The Mamoní Valley Preserve

The Mamoní Valley Preserve is a 5,000-hectare (12,300-acre) land conservancy within the Mamoní Valley, assembling a network of partners dedicated to preserving and enhancing the Valley’s threatened rainforest with its vast array of flora teeming with wildlife.

Organization

The Mamoní Valley Preserve is a non-profit conservancy in Panama supported by its U.S. 501(c)(3) corporation and co-managed with the Panamanian Fundación Geoversity.

Its Panamanian subsidiary, Panaiso, holds MVP’s land.  MVP has created the Mamoní Valley Preserve Alliance and is supported by our allies Fundación Geoversity, Mamoní 100, ForestFinance, Cocobolo Nature Reserve (CREA), Kaminando, the Monteza and b families, and a large number of individuals and collaborators.

MVP’s partner on the ground in the Valley, Fundación Geoversity (formerly Earth Train), is a Panamanian not-for-profit umbrella organization responsible for conducting MVP’s conservation activities throughout the Valley.

Since 2001, MVP and its partners have experimented with how collaboration between conservation-minded organizations, businesses, creative individuals, local communities, and the state can restore a highly degraded but globally critical ecosystem. This innovative conservancy model is neither a national protected area nor a private reserve but rather a conservation community.

Vision

MVP envisions a future in which the plants, people, and animals of the Mamoní Valley coexist harmoniously in a thriving rainforest environment with global impact.

Land Holdings

The Mamoní Valley Preserve covers 5,000 hectares (12,355 acres) of the upper Mamoní Valley. The following map shows its current bright green, red, and brown holdings.

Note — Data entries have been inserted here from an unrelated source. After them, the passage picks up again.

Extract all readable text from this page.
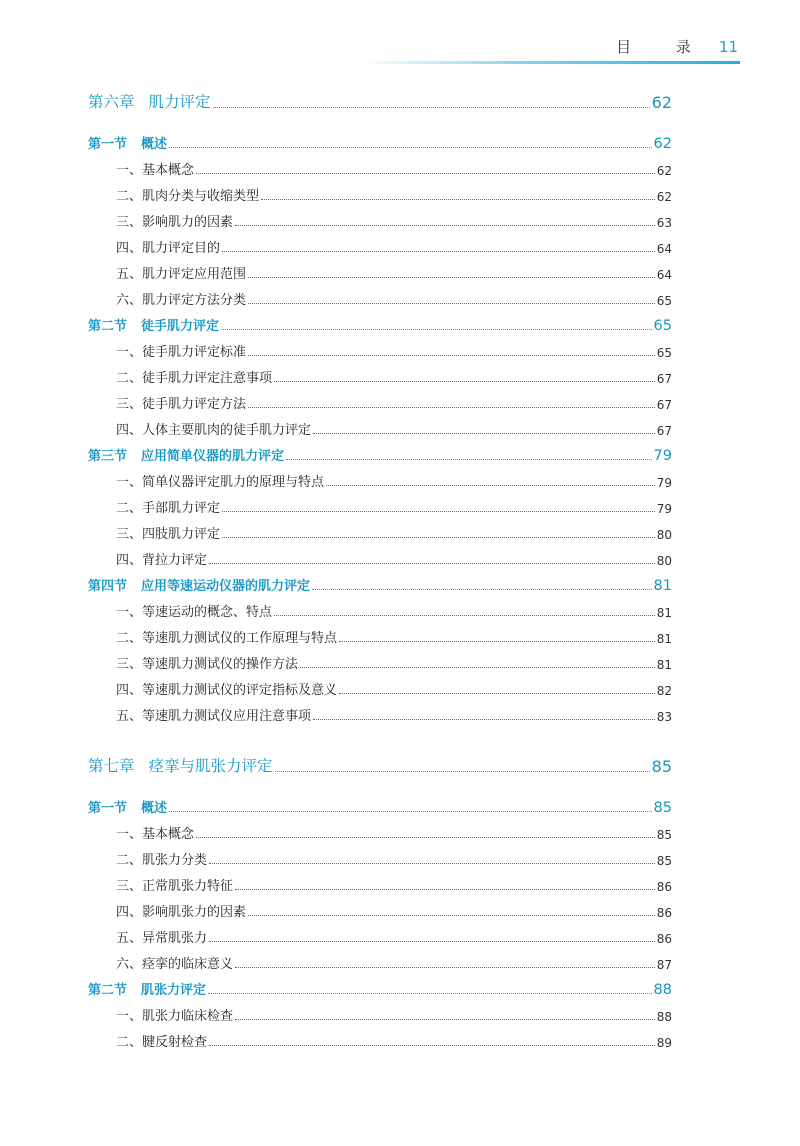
目 录 11
第六章 肌力评定	62
第一节 概述	62
一、基本概念	62
二、肌肉分类与收缩类型	62
三、影响肌力的因素	63
四、肌力评定目的	64
五、肌力评定应用范围	64
六、肌力评定方法分类	65
第二节 徒手肌力评定	65
一、徒手肌力评定标准	65
二、徒手肌力评定注意事项	67
三、徒手肌力评定方法	67
四、人体主要肌肉的徒手肌力评定	67
第三节 应用简单仪器的肌力评定	79
一、简单仪器评定肌力的原理与特点	79
二、手部肌力评定	79
三、四肢肌力评定	80
四、背拉力评定	80
第四节 应用等速运动仪器的肌力评定	81
一、等速运动的概念、特点	81
二、等速肌力测试仪的工作原理与特点	81
三、等速肌力测试仪的操作方法	81
四、等速肌力测试仪的评定指标及意义	82
五、等速肌力测试仪应用注意事项	83
第七章 痉挛与肌张力评定	85
第一节 概述	85
一、基本概念	85
二、肌张力分类	85
三、正常肌张力特征	86
四、影响肌张力的因素	86
五、异常肌张力	86
六、痉挛的临床意义	87
第二节 肌张力评定	88
一、肌张力临床检查	88
二、腱反射检查	89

MVP has long-term ambitions to expand the preserve to include more of the entire upper Mamoní watershed (11,710 hectares – 28,936 acres) through partnerships, conservation easements, and acquisitions.

Priority will be given to several thousand acres of forested land (dark green on the map) outside of the MVP allies’s existing patchwork of property, including an estimated 1,500 hectares (3,900 acres) of old-growth forest.  

Many of MVP’s individual properties have been undergoing a land titling process.  Some involve titling properties with possession rights, and others have recorded boundaries that conflict with neighboring recorded property boundaries. 

A few titles are challenged by persons claiming they have property rights.  The process has been slow, and some maps sustaining titles still have errors. MVP is working property by property to resolve all property boundary issues and disputes and obtain clean titles from the government within the next few years.